De hauts responsables de l’administration ont récemment déclaré à la presse que ces mesures entreraient en vigueur immédiatement, mais rien n’indique qu’elles permettront d’endiguer le flux de migrants africains qui se rendent à la frontière mexicaine, prêts à tout pour être autorisés à entrer aux États-Unis.
Alioune Ndiaye, immigré sénégalais résidant à New York, déplore les conditions sordides des migrants de la dernière heure qui n’ont ni abri, ni source de revenus sur laquelle compter, mais qui restent nourris par l’espoir que les choses s’amélioreront peut-être.
« La ville est inondée de Sénégalais et d’autres ressortissants africains qui sont aux prises avec le chômage en raison de leur statut de sans-papiers.
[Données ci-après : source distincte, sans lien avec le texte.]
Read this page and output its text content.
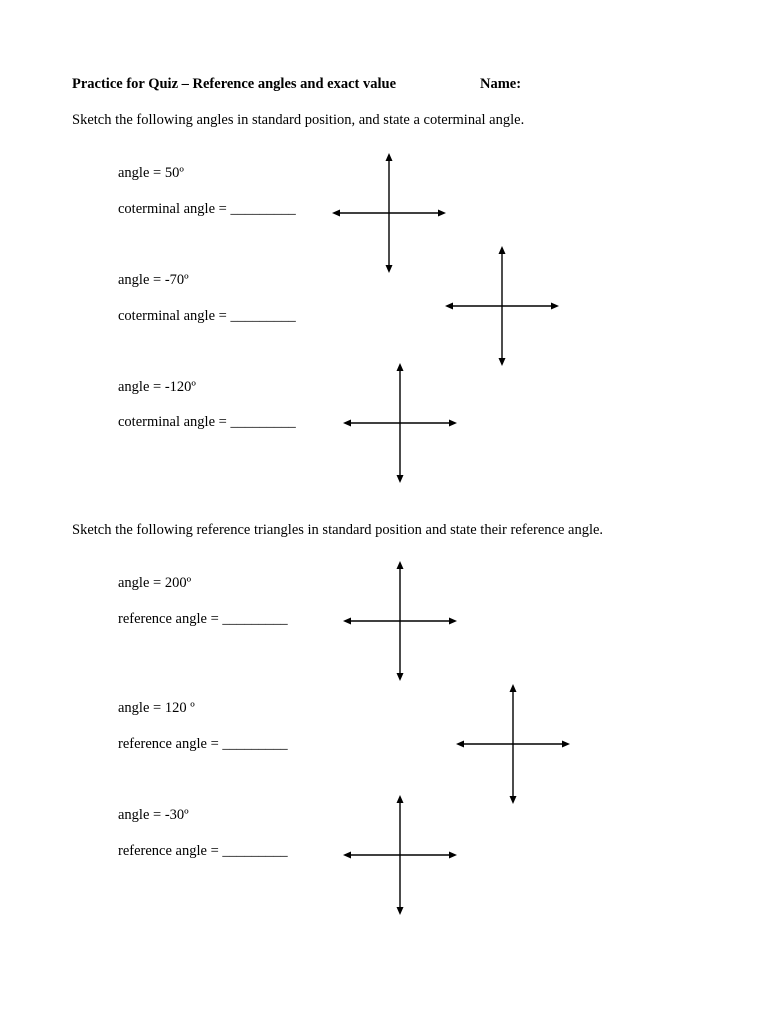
Practice for Quiz – Reference angles and exact value	Name:
Sketch the following angles in standard position, and state a coterminal angle.
angle = 50º
coterminal angle = _________
angle = -70º
coterminal angle = _________
angle = -120º
coterminal angle = _________
Sketch the following reference triangles in standard position and state their reference angle.
angle = 200º
reference angle = _________
angle = 120 º
reference angle = _________
angle = -30º
reference angle = _________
Beaucoup ont également du mal à trouver un abri, car les ressources de l’État pour les aider ont été épuisées, dépensées pour ceux qui les ont précédés », explique-t-il.
« Il est très décourageant de voir nos frères d’Afrique lutter dans les rues de cette ville, voire mendier pour obtenir de l’aide, juste pour survivre avec le strict minimum », ajoute-t-il avec tristesse.
M. Ndiaye déclare qu’il lui est impossible de comprendre la logique qui consiste à dépenser des millions pour tenter d’atteindre les États-Unis, alors que cet argent aurait pu être mieux investi dans des entreprises dans les pays d’origine des migrants clandestins.
« Dans la plupart des cas, le retour sur investissement pourrait améliorer leur vie de manière significative », suggère-t-il.
Un autre habitant de New York, qui s’identifie simplement comme Matar, estime que l’aspect de quartiers entiers a changé avec la présence des migrants qui arrivent par le « train de l’exode africain », vivant dans la rue près des stations-service et des épiceries.
« La situation de beaucoup d’entre eux est désastreuse et ils en viennent à demander de l’argent aux commerçants parce qu’ils n’ont rien à manger », souligne-t-il avec dépit.
Pour les États-Unis, le problème réside dans le fait que l’application des mesures de contrôle se heurte à des difficultés quotidiennes.
En vertu de la réglementation, les immigrés clandestins qui entrent aux États-Unis sans autorisation, sauf circonstances exceptionnelles, ne peuvent prétendre à l’asile.
Les migrants qui franchissent illégalement la frontière sud du pays et qui font l’objet d’une procédure d’expulsion accélérée seront examinés s’ils manifestent la crainte de retourner dans leur pays ou s’ils démontrent leur intention de demander l’asile.
De hauts responsables de l’administration affirment qu’ils s’attendent à ce que les personnes qui ne correspondent pas à ces profils soient renvoyées « en quelques jours, voire en quelques heures ».
Pendant ce temps, des vagues régulières d’humanité continuent à se diriger vers la frontière et à faire pression sur la capacité des États-Unis à faire face à d’autres personnes comme Modou Diop, qui sont sans abri, sans emploi et sans défense.
BJ/as/lb/ac/APA
*Buya Jammeh est un journaliste gambien-américain qui vit et travaille à New York.